Todos rimos juntos, visivelmente alterados.
- Como farão pra passar a noite?- Silvia pergunta à Nara,que faz uma careta e ri
- Não faço a mínima idéia!- Nara toma mais um gole. Claude tosse e esconde o nariz e a boca com uma das mãos. Percebo que apesar de noivo, salvo no dedo do meio, nenhum anel.
- Olha com a neve que tá lá fora, e supondo que vocês não estão de carro, acho que terão que passar a noite aqui mesmo.- Silvia pondera
- Ahum! – Claude engasga – Comam?! Non! Non fora de cogitaçón!
-Bem, meu caro e mais novo amigo, fora de cogitação esta você atravessar a cidade pra conseguir uma vaga de hotel. Ainda mais a essa hora e nesse tempo!- Silvia diz, como se fosse possível enfiar mais gente no minúsculo apartamento de dois aposentos
- Silvia eu sei que é mesmo complicado mais como vamos acomodar todos aqui?- pergunto preocupada
- Bom, como dizemos nós brasileiros, dá se um jeito! Afinal, o meu apartamento está todo bagunçado e com cheiro de tinta fresca, mais ainda tem teto e paredes. Além da velha lareira, privilégio por estar no último andar desse prediozinho chinfrim no qual residimos. - Silvia gargalha, eu reviro os olhos
- Ah, Sil, tem certeza que vai dar certo?
- Claro que não né, mais vamos tentar uai!
- Por mim tudo bem!- Nara da os ombros. Claude passa a mão pelos cabelos crescidos, bufando
- Oh mon Dieu! Tudo bem...
- Obrigadíssima meninas, vocês tem sido ó- Nara beija a ponta dos dedos- Demais!
- Mas no estado em que a senhorita se encontra Nara, se existe mesmo cheiro de tinta lá em cima...- Tony balança a cabeça- acho melhor deixar as matmoiséles aqui e dormimos os rapazes lá em cima entón...
- É! Finalmente o senhor disse alguma coisa aproveitável!- bato o punho de leve nas costas de Tony, rindo.
- Enton tá. – Claude se levanta, mas franze o cenho pra Nara, que fazia uma careta- Nara? Esta tudo bem?
- Não né, francês! Bebi demais! Preciso... preciso ir ao toilet... onde fica?- Nara me pergunta
- Ah, claro, é no fim do corredor, bem ali. – aponto. Claude ajuda a noiva se levantar e a acompanha, ao chegar lá ela lhe bate a porta na cara, e ele gira nos calcanhares, se recostando na porta.
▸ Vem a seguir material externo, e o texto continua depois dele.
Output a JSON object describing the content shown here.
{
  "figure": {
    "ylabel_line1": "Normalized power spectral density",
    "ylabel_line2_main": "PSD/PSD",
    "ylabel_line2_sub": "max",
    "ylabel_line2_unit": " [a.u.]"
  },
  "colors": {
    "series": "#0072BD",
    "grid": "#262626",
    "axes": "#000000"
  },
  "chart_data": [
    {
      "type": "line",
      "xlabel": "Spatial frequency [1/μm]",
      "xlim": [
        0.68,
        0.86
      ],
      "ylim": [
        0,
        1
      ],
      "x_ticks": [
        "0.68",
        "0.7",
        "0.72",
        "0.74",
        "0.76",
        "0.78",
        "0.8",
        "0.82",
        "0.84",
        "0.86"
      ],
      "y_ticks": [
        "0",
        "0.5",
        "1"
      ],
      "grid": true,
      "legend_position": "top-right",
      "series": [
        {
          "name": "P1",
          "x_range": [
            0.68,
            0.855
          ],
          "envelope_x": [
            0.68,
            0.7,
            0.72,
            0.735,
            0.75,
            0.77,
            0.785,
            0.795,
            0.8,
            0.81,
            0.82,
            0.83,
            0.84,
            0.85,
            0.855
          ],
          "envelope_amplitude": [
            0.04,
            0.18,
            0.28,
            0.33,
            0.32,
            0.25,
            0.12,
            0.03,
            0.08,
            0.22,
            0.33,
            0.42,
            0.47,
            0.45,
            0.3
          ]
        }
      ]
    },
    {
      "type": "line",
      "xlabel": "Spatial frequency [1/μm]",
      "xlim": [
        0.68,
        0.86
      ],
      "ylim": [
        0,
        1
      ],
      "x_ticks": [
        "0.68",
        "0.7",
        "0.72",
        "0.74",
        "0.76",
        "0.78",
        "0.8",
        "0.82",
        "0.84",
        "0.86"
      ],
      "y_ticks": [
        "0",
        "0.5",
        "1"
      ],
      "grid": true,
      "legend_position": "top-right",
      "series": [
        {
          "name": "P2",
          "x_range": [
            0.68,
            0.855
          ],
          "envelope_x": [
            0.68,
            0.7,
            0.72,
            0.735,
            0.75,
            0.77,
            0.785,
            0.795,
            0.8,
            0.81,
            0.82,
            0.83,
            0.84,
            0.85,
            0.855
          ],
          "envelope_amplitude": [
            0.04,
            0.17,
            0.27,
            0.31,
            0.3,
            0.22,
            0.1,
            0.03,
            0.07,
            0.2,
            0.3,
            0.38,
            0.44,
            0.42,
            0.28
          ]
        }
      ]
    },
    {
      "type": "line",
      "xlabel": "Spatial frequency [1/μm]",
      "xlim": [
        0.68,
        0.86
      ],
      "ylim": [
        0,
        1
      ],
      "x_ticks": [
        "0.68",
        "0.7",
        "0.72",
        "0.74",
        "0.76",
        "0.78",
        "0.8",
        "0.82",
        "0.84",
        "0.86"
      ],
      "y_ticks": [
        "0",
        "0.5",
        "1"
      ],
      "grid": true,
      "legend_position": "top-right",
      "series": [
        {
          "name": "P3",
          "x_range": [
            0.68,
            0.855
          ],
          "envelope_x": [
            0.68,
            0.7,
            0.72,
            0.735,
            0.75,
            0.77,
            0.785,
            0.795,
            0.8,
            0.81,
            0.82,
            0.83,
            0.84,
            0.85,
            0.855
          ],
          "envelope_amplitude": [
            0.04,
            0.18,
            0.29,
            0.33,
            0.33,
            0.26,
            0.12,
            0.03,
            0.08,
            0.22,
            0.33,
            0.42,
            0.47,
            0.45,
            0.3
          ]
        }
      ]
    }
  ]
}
Tiramos a mesa e Silvia se encarrega das louças, apesar da máquina ter mais trabalho que ela. Minha sala se enche de colchonetes, nela dormiria Nara e Silvia. Eu me ajeitaria no espaço minúsculo que restava no dormitório cheio de tranqueiras, e Jane ficaria com Alice no meu quarto. Tony, Sérgio e Claude dormiriam no apartamento recém pintado de Silvia. Porque ela o pintou justo no inverno? Sabe Deus o porquê. Tudo se resume a vontade do dono (maluco) do prédio. Fez com que o apê de Silvia virasse uma obra: encanadores, pintores, pedreiros... e tudo por causa de uma suspeita de vazamento...
O cheiro de celulose me instiga muito ao trabalho... então, no meio da madrugada, de súbito, tenho idéias pra escrever uma crônica de natal. Levanto-me e começo a escrever. Acordo algumas horas depois, debruçada sobre a escrivaninha, cobertor caído no chão, pouca luz. Levanto-me e saio pela casa, respirações lentas e constantes podem ser ouvidas... entro no banheiro, faço meu toilet matinal, passo pela sala, salto os que se encontram “caídos” pelo caminho, vou à cozinha, preparo café...
Claude
Acordo num quarto escuro, um cheiro forte que lembra verniz de madeira fazendo minhas narinas geladas pulsarem. Ouço passos... inacreditável que alguém tenha acordado antes de mim! Levanto a cabeça devagar, estreitando os olhos pra enxergar além do claro que vem da porta de entrada (agora me lembro, estou na sala, no sofá que está encapado com plástico). Vem até mim, agacha-se na minha frente, toca meu ombro, e diz em tom solene:
- Claude, será que agente pode conversar um pouco?